Worldbuilding Curriculum

This class curriculum on worldbuilding has been developed, iterated, and refined by Jessie Contour

This course combines practical instruction in 3D modeling and game development with theoretical inquiry into the world of interactive environmental storytelling. How do we represent thematic, 3D space? How to we distinguish between the product and process of narrative development? How can we build both temporal and spatial boundaries into our stories? How do we develop storytelling experiences that have specificity? How can we provide meaningful choices for our users that are in line with our overall narrative? This class focuses on process, workflow, and problem-solving skills that are valuable for any development environment in any interactive digital context.

Assessable tasks and projects

  • Theater of the Mind. This project is based purely in imagination. Students go through an extensive worldbuilding worksheet that covers questions on everything from big picture politics, environment, climate, economy, plot points, and small picture main character(s), family dynamics, jobs, relationships, and culture. Alongside this writing assignment, students learn 3D modeling and texturing skills in order to create and visualize one of the assets from the world that they have created.
  • Moment of Choice. This project begins with an important pivotal moment from a popular piece of media. Students create a branching narrative that illustrates what would happen if the main character makes the opposite choice from what happened in the moment they chose. The project build is focused on user interaction and clear communication of choice and consequence.
  • A World About Something. This project combines the worldbuilding skills from project one with the interaction and user feedback skills from project two. Students begin with an important social/political/cultural issue and design a speculative world centered around this issue. The issue they choose informs the creation of the world that users will interact with. Students choose to reverse, transgress, augment, challenge, or problematize their issue and center their world around it. They develop a message with a point of view and work to communicate this message via an interactive narrative.
  • Narrative Game Research Presentation. This research presentation is intended to expand the students experience with the methods that published games and media use to communicate narrative within an interactive context. Students choose an existing game and reflect on how the story is structured, character agency, exposition, and environmental changes over time.
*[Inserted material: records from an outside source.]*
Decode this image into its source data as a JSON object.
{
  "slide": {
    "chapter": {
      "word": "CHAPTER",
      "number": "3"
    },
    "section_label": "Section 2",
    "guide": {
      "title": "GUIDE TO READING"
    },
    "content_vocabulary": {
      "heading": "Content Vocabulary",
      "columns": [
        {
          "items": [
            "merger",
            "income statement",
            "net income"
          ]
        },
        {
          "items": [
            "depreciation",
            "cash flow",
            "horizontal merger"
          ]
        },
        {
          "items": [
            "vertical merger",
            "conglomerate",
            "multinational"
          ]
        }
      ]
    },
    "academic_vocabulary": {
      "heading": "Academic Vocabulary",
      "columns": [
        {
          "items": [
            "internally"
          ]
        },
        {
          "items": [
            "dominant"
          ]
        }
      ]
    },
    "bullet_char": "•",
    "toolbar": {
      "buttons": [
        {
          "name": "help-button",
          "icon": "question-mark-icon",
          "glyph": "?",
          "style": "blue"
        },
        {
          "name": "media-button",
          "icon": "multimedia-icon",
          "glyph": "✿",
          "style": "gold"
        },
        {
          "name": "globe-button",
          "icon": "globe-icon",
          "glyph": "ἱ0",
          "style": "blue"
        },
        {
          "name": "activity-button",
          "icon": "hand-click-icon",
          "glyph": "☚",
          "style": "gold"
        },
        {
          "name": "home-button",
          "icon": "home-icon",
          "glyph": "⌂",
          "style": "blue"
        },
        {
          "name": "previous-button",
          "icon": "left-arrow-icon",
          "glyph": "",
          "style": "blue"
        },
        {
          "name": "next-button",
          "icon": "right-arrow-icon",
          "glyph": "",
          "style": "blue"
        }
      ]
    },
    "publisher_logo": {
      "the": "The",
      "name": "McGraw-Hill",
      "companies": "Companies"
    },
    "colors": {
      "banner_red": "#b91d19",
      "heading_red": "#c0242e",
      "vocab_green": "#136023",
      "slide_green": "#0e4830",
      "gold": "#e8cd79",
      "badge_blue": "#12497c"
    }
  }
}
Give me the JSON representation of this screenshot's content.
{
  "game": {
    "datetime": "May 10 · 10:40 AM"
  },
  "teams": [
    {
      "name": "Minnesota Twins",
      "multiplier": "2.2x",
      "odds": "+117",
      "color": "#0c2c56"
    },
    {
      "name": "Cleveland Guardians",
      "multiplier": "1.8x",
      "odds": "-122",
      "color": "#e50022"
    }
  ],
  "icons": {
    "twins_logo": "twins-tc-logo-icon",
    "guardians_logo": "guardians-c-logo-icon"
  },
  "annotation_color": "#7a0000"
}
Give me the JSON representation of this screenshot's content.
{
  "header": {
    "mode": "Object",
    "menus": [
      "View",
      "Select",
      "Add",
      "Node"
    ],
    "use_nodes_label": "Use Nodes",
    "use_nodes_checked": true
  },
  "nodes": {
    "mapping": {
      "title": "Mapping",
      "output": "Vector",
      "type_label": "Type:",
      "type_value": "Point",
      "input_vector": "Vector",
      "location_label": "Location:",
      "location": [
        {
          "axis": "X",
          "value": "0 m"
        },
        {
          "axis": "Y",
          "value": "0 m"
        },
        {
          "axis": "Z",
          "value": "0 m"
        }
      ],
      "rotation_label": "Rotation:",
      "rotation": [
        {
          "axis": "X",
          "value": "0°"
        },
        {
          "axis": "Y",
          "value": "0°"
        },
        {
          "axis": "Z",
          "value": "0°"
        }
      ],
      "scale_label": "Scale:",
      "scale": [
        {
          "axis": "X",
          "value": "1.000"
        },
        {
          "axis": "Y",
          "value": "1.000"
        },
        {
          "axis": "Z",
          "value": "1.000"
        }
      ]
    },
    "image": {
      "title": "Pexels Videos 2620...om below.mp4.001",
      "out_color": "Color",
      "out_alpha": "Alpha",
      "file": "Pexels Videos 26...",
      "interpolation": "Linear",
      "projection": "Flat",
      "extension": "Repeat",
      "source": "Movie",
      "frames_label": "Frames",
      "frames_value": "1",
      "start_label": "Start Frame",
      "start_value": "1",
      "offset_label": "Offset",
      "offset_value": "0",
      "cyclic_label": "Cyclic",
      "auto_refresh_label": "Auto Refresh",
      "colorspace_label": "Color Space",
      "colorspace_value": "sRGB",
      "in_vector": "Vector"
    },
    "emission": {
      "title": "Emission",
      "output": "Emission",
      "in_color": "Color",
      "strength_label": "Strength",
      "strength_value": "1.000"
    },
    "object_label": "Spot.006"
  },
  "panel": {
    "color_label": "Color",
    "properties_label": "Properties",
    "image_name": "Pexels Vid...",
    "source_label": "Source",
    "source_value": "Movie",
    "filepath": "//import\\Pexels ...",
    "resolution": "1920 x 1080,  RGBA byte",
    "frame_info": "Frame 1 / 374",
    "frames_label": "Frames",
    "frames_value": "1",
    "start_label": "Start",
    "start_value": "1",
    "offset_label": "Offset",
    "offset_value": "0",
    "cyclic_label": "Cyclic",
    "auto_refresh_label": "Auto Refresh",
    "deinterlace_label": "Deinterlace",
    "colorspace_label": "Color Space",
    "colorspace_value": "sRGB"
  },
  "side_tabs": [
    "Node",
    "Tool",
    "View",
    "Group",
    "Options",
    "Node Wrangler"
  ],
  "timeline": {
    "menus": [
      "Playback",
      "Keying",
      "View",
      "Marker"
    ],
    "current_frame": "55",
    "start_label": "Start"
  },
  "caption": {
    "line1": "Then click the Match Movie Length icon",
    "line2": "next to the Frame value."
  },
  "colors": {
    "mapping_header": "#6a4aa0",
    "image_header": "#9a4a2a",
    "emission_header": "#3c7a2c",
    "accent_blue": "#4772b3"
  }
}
Technology used in class includes Autodesk Maya, Unity3D, and Substance Painter. Lessons cover 3d modeling, texturing, asset pipeline from Maya to Unity, scene management, scripting and custom interation, post processing, custom look & feel, events, and animation.

Conceptual topics addressed in class include narrative structures and the illusion of choice, environmental storytelling, creating ambiance, replayability, diversity and inclusion, speculative storytelling, and clear storytelling through user interaction and feedback.